Thomas N. Wight, PhD, to Retire from Benaroya Research Institute at Virginia Mason
Thomas N. Wight, PhD, director of the Matrix Biology Program at Benaroya Research Institute at Virginia Mason (BRI), will be retiring effective December 31. He joined BRI in 2004 after 22 years as a professor in the Department of Pathology at the University of Washington (UW).
During his 16 years at BRI, Dr. Wight established the Matrix Biology Program to study how the environment around cells (the extracellular matrix) contributes to the development of heart, lung and blood vessel diseases as well as diseases of the immune system such as type 1 diabetes and rheumatoid arthritis.
“I am a cell biologist and it has been great to work with the immunologists at BRI - we learn from each other and I will miss that,” he said. In addition to working with his colleagues at BRI, Tom Wight has collaborated with investigators at the UW as well as around the US and throughout the world.

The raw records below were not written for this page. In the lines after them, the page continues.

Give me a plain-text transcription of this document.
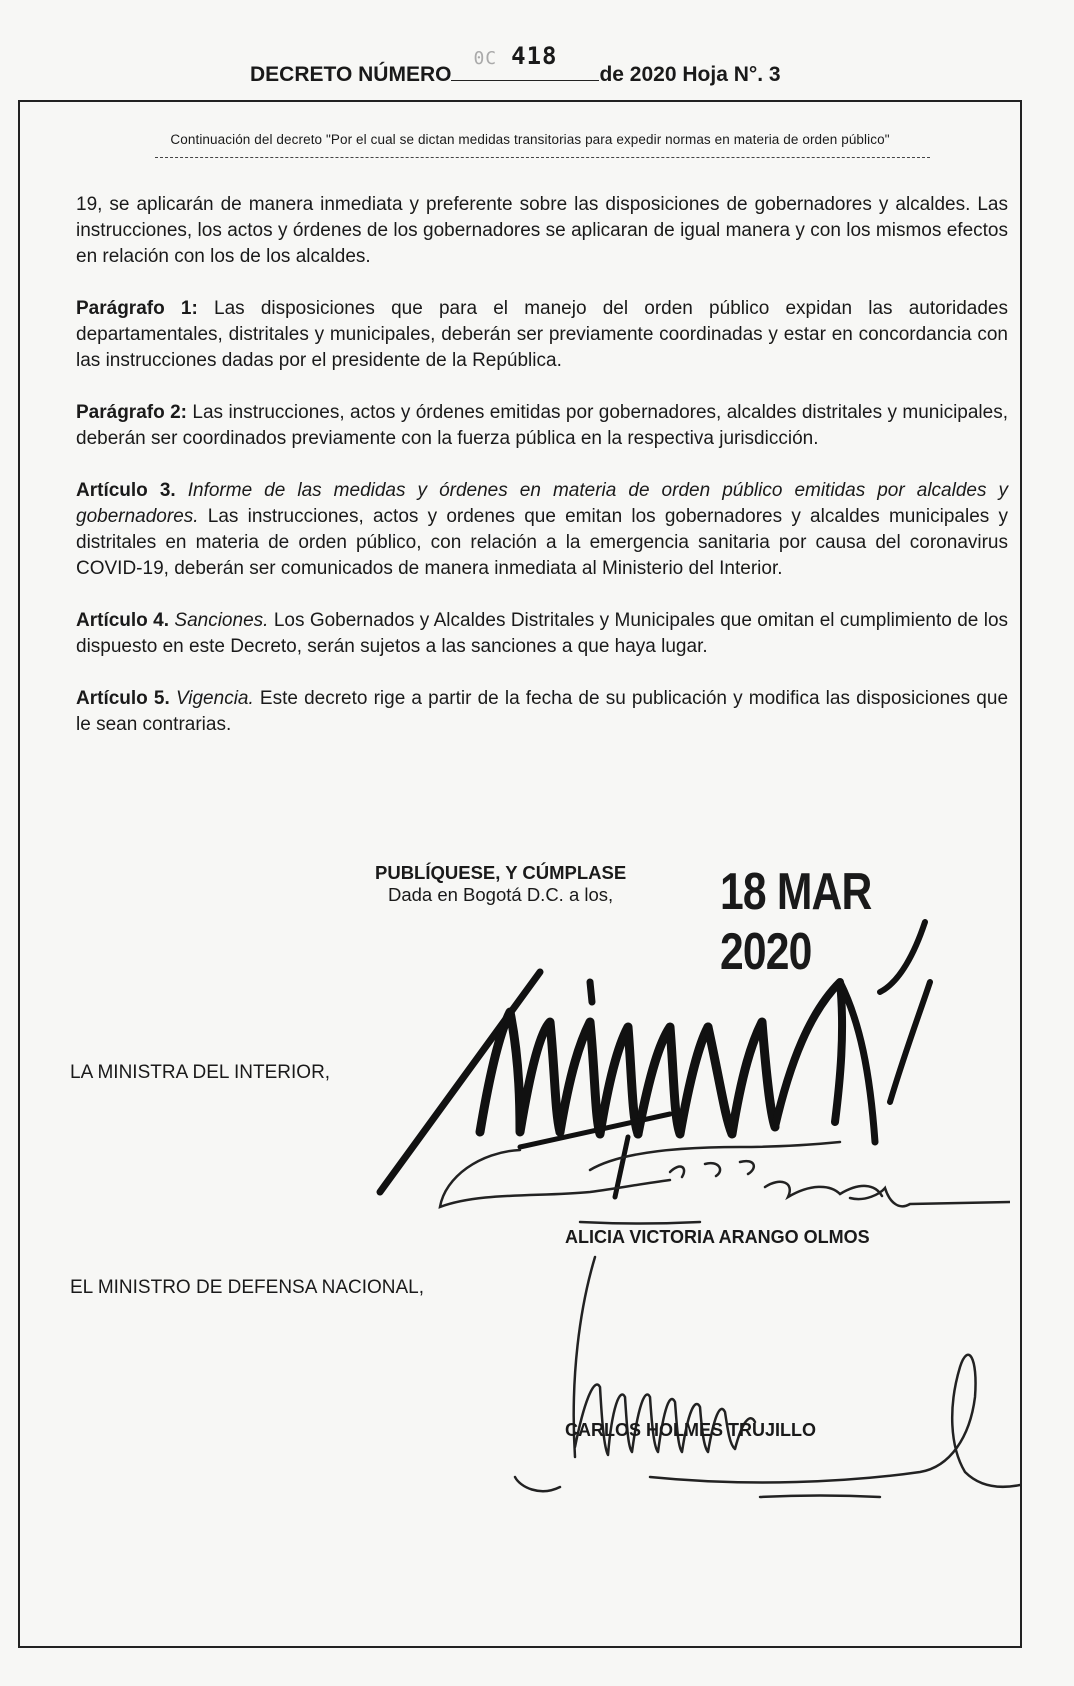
DECRETO NÚMERO
0C 418
de 2020 Hoja N°. 3
Continuación del decreto "Por el cual se dictan medidas transitorias para expedir normas en materia de orden público"

19, se aplicarán de manera inmediata y preferente sobre las disposiciones de gobernadores y alcaldes. Las instrucciones, los actos y órdenes de los gobernadores se aplicaran de igual manera y con los mismos efectos en relación con los de los alcaldes.

Parágrafo 1: Las disposiciones que para el manejo del orden público expidan las autoridades departamentales, distritales y municipales, deberán ser previamente coordinadas y estar en concordancia con las instrucciones dadas por el presidente de la República.

Parágrafo 2: Las instrucciones, actos y órdenes emitidas por gobernadores, alcaldes distritales y municipales, deberán ser coordinados previamente con la fuerza pública en la respectiva jurisdicción.

Artículo 3. Informe de las medidas y órdenes en materia de orden público emitidas por alcaldes y gobernadores. Las instrucciones, actos y ordenes que emitan los gobernadores y alcaldes municipales y distritales en materia de orden público, con relación a la emergencia sanitaria por causa del coronavirus COVID-19, deberán ser comunicados de manera inmediata al Ministerio del Interior.

Artículo 4. Sanciones. Los Gobernados y Alcaldes Distritales y Municipales que omitan el cumplimiento de los dispuesto en este Decreto, serán sujetos a las sanciones a que haya lugar.

Artículo 5. Vigencia. Este decreto rige a partir de la fecha de su publicación y modifica las disposiciones que le sean contrarias.

PUBLÍQUESE, Y CÚMPLASE
Dada en Bogotá D.C. a los, 18 MAR 2020
LA MINISTRA DEL INTERIOR,
ALICIA VICTORIA ARANGO OLMOS
EL MINISTRO DE DEFENSA NACIONAL,
CARLOS HOLMES TRUJILLO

“Tom has played an important role in shaping BRI’s research direction and its culture of discovery through collaboration. His enthusiasm for matrix biology led all of us at BRI to think more broadly about the immune system; spearheading studies of how the milieu in which immune responses evolved play a major role in health and disease. His generosity with ideas and his enduring support of members of his research team have made him a role model for the investigators and trainees at BRI. Although Tom is formally retiring, we very much look forward to having him continue to share his knowledge and enthusiasm with all of us at BRI as an emeritus member of the faculty,” said Jane Buckner, MD, president of BRI.
Steve Ziegler, PhD, director of Academic Affairs noted, “Having Tom as a colleague changed the way I both thought of and did my science, and I will always cherish my interactions with him, and look forward to picking his brain for new ideas.”
Over a notable 48-year career, Dr. Wight has published over 363 articles. He is a founding member of the International Society of Hyaluronan Sciences (ISHAS) which recognized him at their 2019 biennial conference in Cardiff, Wales with their Lifetime Achievement Award for his contributions to hyaluronan research. In 2013, at a Federation of European Biochemical Societies conference in Kos, Greece, Tom was awarded the International Union of Biochemistry and Molecular Biology (IUBMB) Medal and a Diploma of Honor from the University of Patras, Greece, for significant scientific achievements in the field of matrix pathobiology. He served as Chair of the 2008 Proteoglycan Gordon Conference and was named an Established Investigator of the American Heart Association in 1981. Tom has also served on Study Sections for the National Institutes of Health and American Heart Association as well as on several editorial boards.
In retirement, Tom will be an active Emeritus Faculty Member of BRI and continue as an Affiliate Professor of Pathology at the UW School of Medicine.
“I have had a wonderful career working at both the UW and at BRI. I hate to see it come to an end! One of the great joys has been mentoring and working with young scientists and the satisfaction of seeing them go off to develop their own careers. I like the quote by Ursula K. Le Guin from “The Left Hand of Darkness": ‘It is good to have an end to journey towards; but it is the journey that matters, in the end.’ Indeed it is the people that have made this journey not only complete, but possible. I have had a great group throughout the years and I could not have done it without them,” he reflected.
Tom looks forward to enjoying more time with his wife Anna, their six children and six grandchildren as well as playing some rounds of golf.